Маша, не двигаясь, глядела на него с дивана. Агент говорил вполголоса, весь подался вперед, в общем был спокоен, только ноздри его, широкие и дряблые, вздрагивали – из-за чертова ли самолюбия, или действительно в ноздри ему потянуло запахом преступления.
Он говорил – тихо, не торопясь – вещи похуже, чем Базиль в пролетке, и сейчас же вывертывался, хотя его и никто не прижимал, никто не интересовался – великий он человек или вошь. Вознесясь, унижался; рассказывал, как однажды в одиночестве, на этой постели, больной, он целые сутки просил пить: «Питики, питики, – просил я слабым голосом…» Или – как ночью, сидя в подштанниках, кушал яичко, лупя его на ладони.
Когда он дошел до этого лупленного яичка, Машу вдруг охватила такая злоба, что застучали зубы.
– Вы пошляк, – сказала она, – негодяй, нашли над кем измываться… Трус!
Агент поднял большие руки к плешивой голове, с трудом оторвался от стула и заходил по комнате, забросанной окурками. «Этот не зарежет», – подумала Маша.
– Боже, как я одинок, боже, как я ужасно одинок, – проговорил он раздирающе тихим и вместе театральным голосом. После этого он и Маша замолчали. Он ходил, она прилегла щекой на сложенные ладони. Штора серела, голубела. И вот на ней появилась тень переплета рамы. Встало солнце. Под окном прошли голоса. Начинался скучный день. Маша поднялась, одернула платье и пошла к двери.
– Куда? Останьтесь! – у него задрожало лицо. – Куда вам к черту одной на улицу… Неужели не найдется у вас хоть капля ласки?
Маша толкнула его от двери и ушла. Слышала, как он завыл, потом загремело, покатилось что-то по комнате, – должно быть, жестянки с консервами.

Подъезд дома был уже открыт. Швейцар, подметавший веничком парадное, молча внимательно поглядел на Машу. Она побежала по лестнице. Провела пальцем по начищенной доске: «Присяжный поверенный Притыкин». Позвонила без колебания. В квартире было тихо. У Маши страшно стучало сердце. Но вот слышно: скрипнула дверь (кабинетная, значит – он, он не спит, не ложился). Загремела цепочка. О, как там чисто, уютно! Повернулся ключ. Дверь открыл Притыкин. Глаза его прыгнули. Маша сейчас же вошла. Здесь, в прихожей, они взглянули друг на друга в глаза – Маша и Притыкин. Измерили друг друга в глубину. И тут должно было решиться все. Не муж и жена – два человека кинулись друг к другу, увлекаемые страданием. И казалось, уже глаза Притыкина дрогнули, и глаза Маши застлала пелена слез, которые должны же были пролиться когда-нибудь в облегчающем изобилии. Но черт его знает, отчего: от дурного ли характера, от слишком перестрадавшего самолюбия, от последней истерики, – но только он отступил, рот его перекосился:
– Таскалась… Тварь!
– Да, тварь! – звеняще сказала Маша и сейчас же прошла в кабинет. Там, – она так и думала, так и знала, – налево от чернильницы лежал револьвер. Она схватила его и поднесла к груди. Сейчас же сзади наскочил Притыкин, схватил ее за руку. Маша повернулась. Началась борьба. Толкаясь коленями, они старались вырвать друг у друга револьвер. Она зажмурилась. Обогнув круглый стол с журналами, они снова оказались в прихожей, на том же месте, так же схватив друг, друга, как это было позавчера, в одиннадцать часов вечера… Могло представиться, что этих полутора суток совсем и не было, будто все, что случилось за это время, – лишь пронеслось в одну какую-то секунду в воображении.

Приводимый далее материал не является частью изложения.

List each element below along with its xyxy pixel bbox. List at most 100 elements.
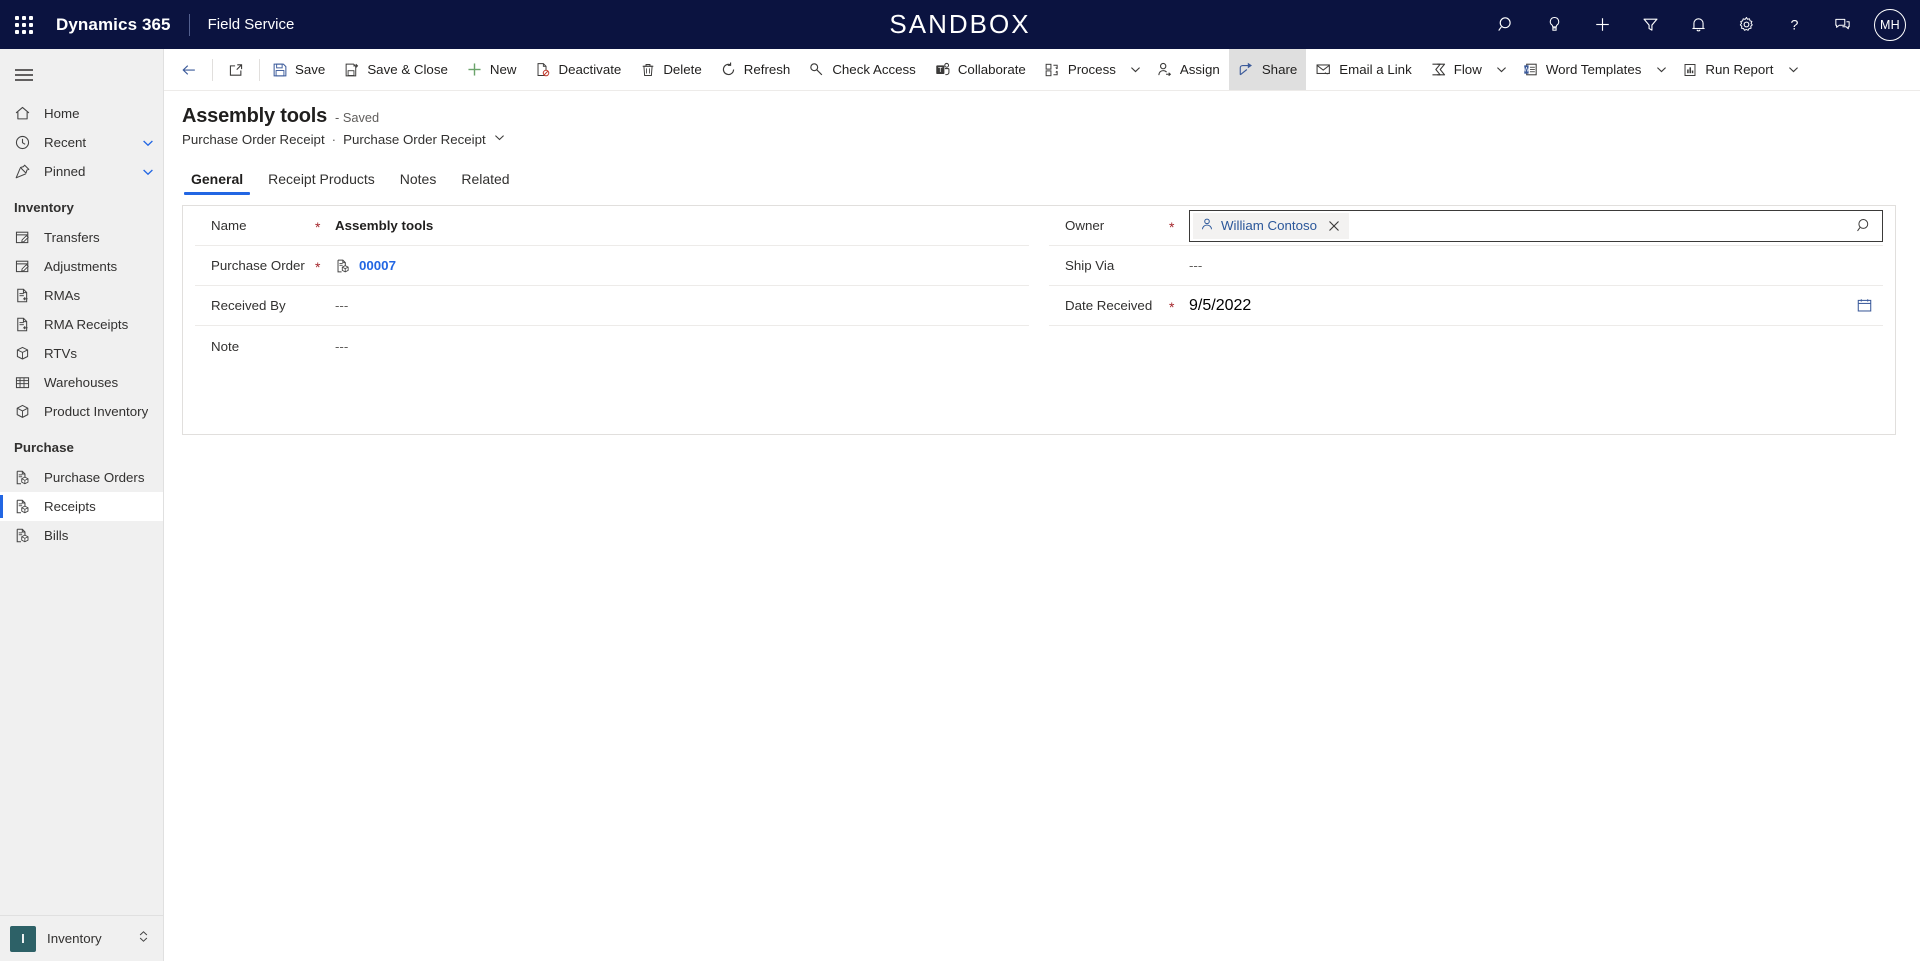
field-value: 9/5/2022: [1189, 296, 1252, 314]
email-link-icon: [1315, 61, 1332, 78]
close-icon[interactable]: [1324, 215, 1344, 237]
save-button[interactable]: Save: [262, 49, 334, 90]
tab-label: Receipt Products: [268, 171, 375, 187]
record-header: Assembly tools - Saved Purchase Order Re…: [164, 91, 1920, 147]
purchase-order-icon: [14, 469, 31, 486]
sidebar-item-label: RMAs: [44, 288, 81, 303]
help-icon[interactable]: ?: [1770, 0, 1818, 49]
delete-button[interactable]: Delete: [630, 49, 710, 90]
field-purchase-order: Purchase Order * 00007: [195, 246, 1029, 286]
process-chevron-down-icon[interactable]: [1125, 49, 1147, 90]
note-input[interactable]: ---: [335, 326, 1029, 366]
owner-pill[interactable]: William Contoso: [1193, 212, 1350, 239]
form-selector-chevron-down-icon[interactable]: [493, 131, 506, 147]
word-templates-chevron-down-icon[interactable]: [1650, 49, 1672, 90]
back-arrow-icon[interactable]: [172, 53, 206, 87]
tab-label: Notes: [399, 171, 437, 187]
refresh-icon: [720, 61, 737, 78]
flow-chevron-down-icon[interactable]: [1491, 49, 1513, 90]
save-and-close-button[interactable]: Save & Close: [334, 49, 457, 90]
rma-icon: [14, 287, 31, 304]
app-root: Dynamics 365 Field Service SANDBOX ? MH …: [0, 0, 1920, 961]
form-selector-label[interactable]: Purchase Order Receipt: [343, 132, 486, 147]
app-name-label[interactable]: Field Service: [208, 16, 295, 33]
sidebar-item-label: Bills: [44, 528, 69, 543]
chevron-down-icon[interactable]: [141, 136, 155, 150]
clock-icon: [14, 134, 31, 151]
command-label: Deactivate: [558, 62, 622, 77]
sidebar-item-purchase-orders[interactable]: Purchase Orders: [0, 463, 163, 492]
sidebar-item-adjustments[interactable]: Adjustments: [0, 252, 163, 281]
tab-notes[interactable]: Notes: [391, 171, 446, 195]
share-icon: [1238, 61, 1255, 78]
ship-via-input[interactable]: ---: [1189, 246, 1883, 285]
rma-receipt-icon: [14, 316, 31, 333]
lookup-search-icon[interactable]: [1850, 212, 1878, 240]
sidebar-item-recent[interactable]: Recent: [0, 128, 163, 157]
hamburger-menu-icon[interactable]: [0, 55, 163, 95]
breadcrumb-entity: Purchase Order Receipt: [182, 131, 325, 147]
sidebar-item-pinned[interactable]: Pinned: [0, 157, 163, 186]
lightbulb-icon[interactable]: [1530, 0, 1578, 49]
purchase-order-lookup[interactable]: 00007: [335, 246, 1029, 285]
check-access-button[interactable]: Check Access: [799, 49, 925, 90]
tab-receipt-products[interactable]: Receipt Products: [259, 171, 384, 195]
command-label: New: [489, 62, 517, 77]
new-button[interactable]: New: [457, 49, 526, 90]
feedback-icon[interactable]: [1818, 0, 1866, 49]
open-in-new-window-icon[interactable]: [219, 53, 253, 87]
field-value[interactable]: 00007: [359, 258, 396, 273]
app-body: Home Recent Pinned Inventory Transfers A…: [0, 49, 1920, 961]
share-button[interactable]: Share: [1228, 49, 1307, 90]
area-switcher[interactable]: I Inventory: [0, 915, 163, 961]
sidebar-item-product-inventory[interactable]: Product Inventory: [0, 397, 163, 426]
field-label: Owner: [1065, 218, 1105, 233]
deactivate-button[interactable]: Deactivate: [525, 49, 630, 90]
gear-icon[interactable]: [1722, 0, 1770, 49]
command-label: Flow: [1453, 62, 1482, 77]
refresh-button[interactable]: Refresh: [711, 49, 800, 90]
calendar-icon[interactable]: [1849, 291, 1879, 321]
sidebar-item-rma-receipts[interactable]: RMA Receipts: [0, 310, 163, 339]
process-button[interactable]: Process: [1035, 49, 1125, 90]
chevron-down-icon[interactable]: [141, 165, 155, 179]
word-templates-button[interactable]: W Word Templates: [1513, 49, 1651, 90]
received-by-input[interactable]: ---: [335, 286, 1029, 325]
filter-icon[interactable]: [1626, 0, 1674, 49]
run-report-button[interactable]: Run Report: [1672, 49, 1782, 90]
sidebar-item-rmas[interactable]: RMAs: [0, 281, 163, 310]
brand-label[interactable]: Dynamics 365: [48, 15, 171, 35]
sidebar-item-receipts[interactable]: Receipts: [0, 492, 163, 521]
transfer-icon: [14, 229, 31, 246]
sidebar-item-warehouses[interactable]: Warehouses: [0, 368, 163, 397]
run-report-chevron-down-icon[interactable]: [1782, 49, 1804, 90]
name-input[interactable]: Assembly tools: [335, 206, 1029, 245]
avatar[interactable]: MH: [1874, 8, 1906, 41]
field-name: Name * Assembly tools: [195, 206, 1029, 246]
plus-icon[interactable]: [1578, 0, 1626, 49]
sidebar-item-home[interactable]: Home: [0, 99, 163, 128]
owner-lookup-input[interactable]: William Contoso: [1189, 209, 1883, 242]
app-launcher-icon[interactable]: [0, 0, 48, 49]
email-a-link-button[interactable]: Email a Link: [1306, 49, 1420, 90]
tab-related[interactable]: Related: [452, 171, 518, 195]
sidebar-item-rtvs[interactable]: RTVs: [0, 339, 163, 368]
svg-text:T: T: [938, 66, 943, 74]
assign-button[interactable]: Assign: [1147, 49, 1229, 90]
required-indicator: *: [1169, 298, 1175, 315]
command-label: Assign: [1179, 62, 1220, 77]
chevron-up-down-icon[interactable]: [136, 929, 151, 949]
command-label: Run Report: [1705, 62, 1774, 77]
tab-general[interactable]: General: [182, 171, 252, 195]
flow-button[interactable]: Flow: [1421, 49, 1491, 90]
sidebar-item-label: Purchase Orders: [44, 470, 145, 485]
field-received-by: Received By ---: [195, 286, 1029, 326]
sidebar-item-transfers[interactable]: Transfers: [0, 223, 163, 252]
command-label: Save & Close: [367, 62, 448, 77]
search-icon[interactable]: [1482, 0, 1530, 49]
collaborate-button[interactable]: T Collaborate: [925, 49, 1035, 90]
sidebar-item-bills[interactable]: Bills: [0, 521, 163, 550]
date-received-input[interactable]: 9/5/2022: [1189, 286, 1883, 325]
bell-icon[interactable]: [1674, 0, 1722, 49]
required-indicator: *: [315, 258, 321, 275]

Притыкин ухватил, наконец, ее левую руку и, сжав, закрутил. Маша застонала. Он уперся коленом ей в живот и дернул револьвер. Тогда огнем обожгло им пальцы, выстрел был слаб. Притыкин громко икнул, отпустил руки и стал валиться на Машу. Она схватила его за плечи, не удержала. Он всею тяжестью мертвого тела упал ей в ноги на малиновый бобрик. Для второго выстрела – в себя – у Маши не хватило сил.

ЧЕТЫРЕ ВЕКА

Большая площадь старого города над Днепром заросла травой. Здесь было тихо и чинно. Над собором екатерининских времен вились ласточки. Проезжала, шурша по гравию шинами, коляска со старой барыней среди подушек, с бородатым кучером и бритым лакеем на козлах. Степенно стоял рослый городовой, и ветер с Днепра, пролетев над садами и парками, шевелил его роскошные подусники. Здесь все – даже почтительный прохожий – было похоже на старинные гравюры.

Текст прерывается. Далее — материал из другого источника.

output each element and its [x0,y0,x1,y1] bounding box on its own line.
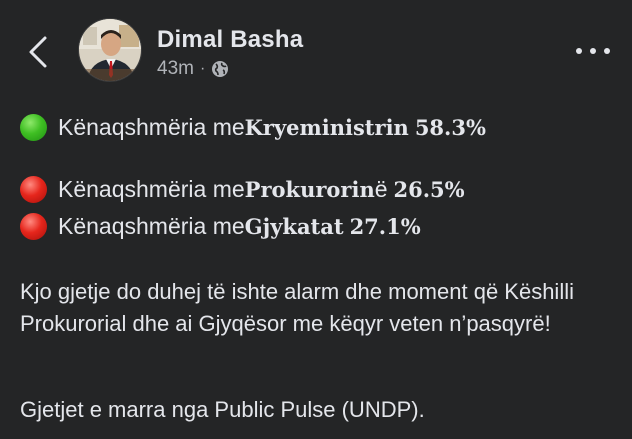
stat-suffix: ë [374,176,388,202]
stat-line-prime-minister: Kënaqshmëria me Kryeministrin 58.3% [20,114,486,141]
more-horizontal-icon-dot [604,48,610,54]
stat-line-courts: Kënaqshmëria me Gjykatat 27.1% [20,213,421,240]
stat-value: 27.1% [349,214,421,239]
stat-prefix: Kënaqshmëria me [58,176,245,202]
stat-prefix: Kënaqshmëria me [58,114,245,140]
meta-separator: · [199,60,206,77]
more-options-button[interactable] [576,42,610,60]
profile-photo [79,19,141,81]
more-horizontal-icon-dot [590,48,596,54]
post-header: Dimal Basha 43m · [0,0,632,100]
post-view: Dimal Basha 43m · Kënaqshmëria me Kryemi… [0,0,632,439]
red-circle-icon [20,176,47,203]
post-paragraph: Kjo gjetje do duhej të ishte alarm dhe m… [20,279,574,336]
author-name[interactable]: Dimal Basha [157,26,303,54]
globe-icon [212,61,229,77]
post-timestamp[interactable]: 43m [157,58,194,80]
stat-subject: Kryeministrin [244,115,409,140]
green-circle-icon [20,114,47,141]
stat-subject: Prokurorin [244,177,375,202]
stat-value: 26.5% [393,177,465,202]
post-meta: 43m · [157,58,229,80]
more-horizontal-icon-dot [576,48,582,54]
red-circle-icon [20,213,47,240]
avatar[interactable] [78,18,142,82]
stat-value: 58.3% [414,115,486,140]
stat-subject: Gjykatat [244,214,344,239]
stat-line-prosecution: Kënaqshmëria me Prokurorin ë 26.5% [20,176,465,203]
post-source-line: Gjetjet e marra nga Public Pulse (UNDP). [20,397,425,422]
chevron-left-icon [29,36,47,68]
back-button[interactable] [24,34,52,70]
stat-prefix: Kënaqshmëria me [58,213,245,239]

Сейчас же на склоне начинался новый город. Он тянулся вдоль нескончаемого бульвара длинной кишкой, упиравшейся в пыльный вокзал. В новом городе было все самое новейшее, что можно было придумать. Дома – стеклянные, бетонные, с вывесками в три этажа. Пестрыми и живыми красками на этих вывесках были изображены – восточные сладости, дамы в мехах и кавалеры в хорьковых шубах, граммофоны, золотые штиблеты, паровые машины и сельскохозяйственные орудия, целые локомотивы, ремингтоны, все, что нужно для фотографа, и так далее, – словом, вся улица с головы до ног была покрыта живописью.

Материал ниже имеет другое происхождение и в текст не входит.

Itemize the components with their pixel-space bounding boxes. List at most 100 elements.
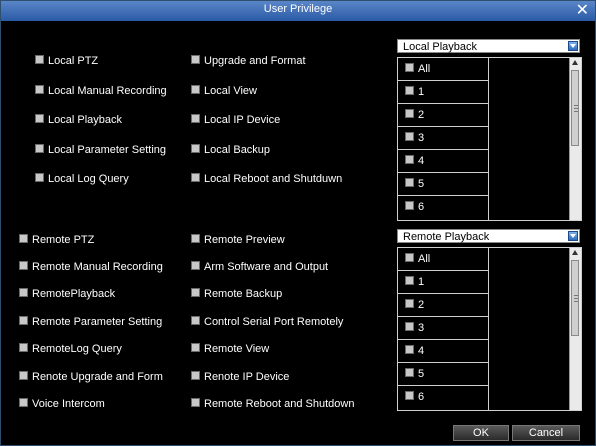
list-item[interactable]: 2 [398, 104, 488, 127]
channel-label: 5 [418, 178, 425, 190]
checkbox-remote-parameter-setting[interactable]: Remote Parameter Setting [19, 315, 162, 329]
checkbox-upgrade-and-format[interactable]: Upgrade and Format [191, 54, 306, 68]
list-item[interactable]: 1 [398, 271, 488, 294]
checkbox-icon[interactable] [405, 178, 414, 187]
ok-button[interactable]: OK [453, 425, 509, 441]
checkbox-remote-preview[interactable]: Remote Preview [191, 233, 285, 247]
checkbox-icon[interactable] [405, 368, 414, 377]
checkbox-icon[interactable] [405, 322, 414, 331]
list-item[interactable]: 6 [398, 196, 488, 219]
checkbox-label: Local Log Query [48, 173, 129, 185]
checkbox-icon [19, 261, 28, 270]
channel-label: 5 [418, 368, 425, 380]
scroll-up-icon[interactable] [572, 250, 578, 255]
checkbox-local-playback[interactable]: Local Playback [35, 113, 122, 127]
list-item[interactable]: 6 [398, 386, 488, 409]
cancel-button[interactable]: Cancel [512, 425, 580, 441]
checkbox-icon [191, 144, 200, 153]
list-item[interactable]: All [398, 248, 488, 271]
checkbox-icon[interactable] [405, 201, 414, 210]
checkbox-remote-backup[interactable]: Remote Backup [191, 287, 282, 301]
checkbox-icon[interactable] [405, 299, 414, 308]
grip-line [574, 108, 578, 109]
checkbox-remote-view[interactable]: Remote View [191, 342, 269, 356]
scrollbar[interactable] [569, 58, 581, 220]
list-item[interactable]: 5 [398, 173, 488, 196]
checkbox-local-manual-recording[interactable]: Local Manual Recording [35, 84, 167, 98]
checkbox-label: RemotePlayback [32, 288, 116, 300]
checkbox-label: Remote View [204, 343, 270, 355]
checkbox-icon [35, 173, 44, 182]
checkbox-local-reboot-shutdown[interactable]: Local Reboot and Shutduwn [191, 172, 342, 186]
checkbox-label: Remote PTZ [32, 234, 95, 246]
select-value: Local Playback [403, 41, 477, 53]
scroll-thumb[interactable] [571, 70, 579, 146]
checkbox-label: Local Playback [48, 114, 122, 126]
checkbox-icon[interactable] [405, 63, 414, 72]
checkbox-remote-playback[interactable]: RemotePlayback [19, 287, 115, 301]
checkbox-icon[interactable] [405, 109, 414, 118]
list-item[interactable]: 4 [398, 150, 488, 173]
list-item[interactable]: All [398, 58, 488, 81]
chevron-down-icon[interactable] [568, 231, 578, 241]
list-item[interactable]: 5 [398, 363, 488, 386]
list-item[interactable]: 3 [398, 317, 488, 340]
checkbox-remote-ptz[interactable]: Remote PTZ [19, 233, 94, 247]
checkbox-local-parameter-setting[interactable]: Local Parameter Setting [35, 143, 166, 157]
checkbox-voice-intercom[interactable]: Voice Intercom [19, 397, 105, 411]
grip-line [574, 301, 578, 302]
checkbox-local-backup[interactable]: Local Backup [191, 143, 270, 157]
checkbox-icon[interactable] [405, 86, 414, 95]
channel-label: 6 [418, 391, 425, 403]
list-item[interactable]: 4 [398, 340, 488, 363]
checkbox-icon[interactable] [405, 276, 414, 285]
checkbox-remote-manual-recording[interactable]: Remote Manual Recording [19, 260, 163, 274]
checkbox-label: Upgrade and Format [204, 55, 306, 67]
scroll-up-icon[interactable] [572, 60, 578, 65]
checkbox-icon[interactable] [405, 345, 414, 354]
checkbox-remote-ip-device[interactable]: Renote IP Device [191, 370, 289, 384]
grip-line [574, 295, 578, 296]
checkbox-icon [19, 343, 28, 352]
scrollbar[interactable] [569, 248, 581, 410]
grip-line [574, 105, 578, 106]
checkbox-icon[interactable] [405, 155, 414, 164]
checkbox-control-serial-port[interactable]: Control Serial Port Remotely [191, 315, 343, 329]
channel-label: 1 [418, 276, 425, 288]
checkbox-icon [191, 114, 200, 123]
checkbox-local-ptz[interactable]: Local PTZ [35, 54, 98, 68]
scroll-thumb[interactable] [571, 260, 579, 336]
checkbox-icon [191, 173, 200, 182]
channel-label: 4 [418, 345, 425, 357]
list-item[interactable]: 2 [398, 294, 488, 317]
remote-playback-select[interactable]: Remote Playback [397, 229, 580, 243]
local-playback-select[interactable]: Local Playback [397, 39, 580, 53]
checkbox-local-ip-device[interactable]: Local IP Device [191, 113, 280, 127]
close-icon[interactable]: ✕ [576, 2, 589, 20]
checkbox-remote-upgrade-and-form[interactable]: Renote Upgrade and Form [19, 370, 163, 384]
checkbox-label: Remote Reboot and Shutdown [204, 398, 355, 410]
checkbox-icon [35, 114, 44, 123]
channel-label: 2 [418, 109, 425, 121]
list-item[interactable]: 1 [398, 81, 488, 104]
list-item[interactable]: 3 [398, 127, 488, 150]
checkbox-icon[interactable] [405, 132, 414, 141]
checkbox-icon[interactable] [405, 391, 414, 400]
checkbox-icon [35, 144, 44, 153]
checkbox-label: Local Reboot and Shutduwn [204, 173, 343, 185]
checkbox-arm-software-output[interactable]: Arm Software and Output [191, 260, 328, 274]
checkbox-icon [191, 316, 200, 325]
checkbox-local-view[interactable]: Local View [191, 84, 257, 98]
checkbox-icon [35, 55, 44, 64]
checkbox-local-log-query[interactable]: Local Log Query [35, 172, 129, 186]
checkbox-icon[interactable] [405, 253, 414, 262]
checkbox-remote-reboot-shutdown[interactable]: Remote Reboot and Shutdown [191, 397, 354, 411]
checkbox-icon [191, 261, 200, 270]
grip-line [574, 111, 578, 112]
channel-column: All 1 2 3 4 5 6 [398, 58, 489, 220]
checkbox-label: Local Backup [204, 144, 271, 156]
chevron-down-icon[interactable] [568, 41, 578, 51]
checkbox-label: Local Manual Recording [48, 85, 167, 97]
checkbox-remote-log-query[interactable]: RemoteLog Query [19, 342, 122, 356]
checkbox-label: RemoteLog Query [32, 343, 122, 355]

Пылили автомобили, гремели ломовики, чистильщики на углах стучали щетками, вращали глазами; кричали, толкались, спорили, торговались на тротуарах греки, армяне, евреи, турки, французы, кацапы, хохлы. С утра и до сумерек новый город кипел, как котел с адским варевом…
Наверху, в старом зеленом городе, был покой. Ударял гулко и торжественно колокол к вечерне. К собору не спеша проходили строгие чиновники, отставные генералы, умильные старушки. Подъезжала коляска. Городовой козырял.
Покойно было в одном из белых домов на площади, там, где вот уже больше полувека живет семья Лесновых. Широкий подъезд на улицу закрыт наглухо; окна занавешены шторами. Со стороны площади дом кажется запустевшим. Если войти в ворота, удачно миновать цепную собаку и завернуть в небольшой парк – глазам откроется задний фасад с портиком, облезлыми коричневыми колоннами, давно не крашенный и живописный.
Окна в нижнем этаже и в мезонине открыты, занавеси подняты, колонны и веранда обвиты плющом, от замшонных широких ступеней уходят дорожки в глубину парка. Удоды, иволги, скворцы, дикие голуби поют и пересвистываются в листве до заката, когда начинают кричать древесные лягушки. Да еще слышны – соборный колокол, и дальние свистки пароходов, и женский смех иногда то из парка, то из глубины мезонина. От этих-то звуков и заперты окна второго этажа.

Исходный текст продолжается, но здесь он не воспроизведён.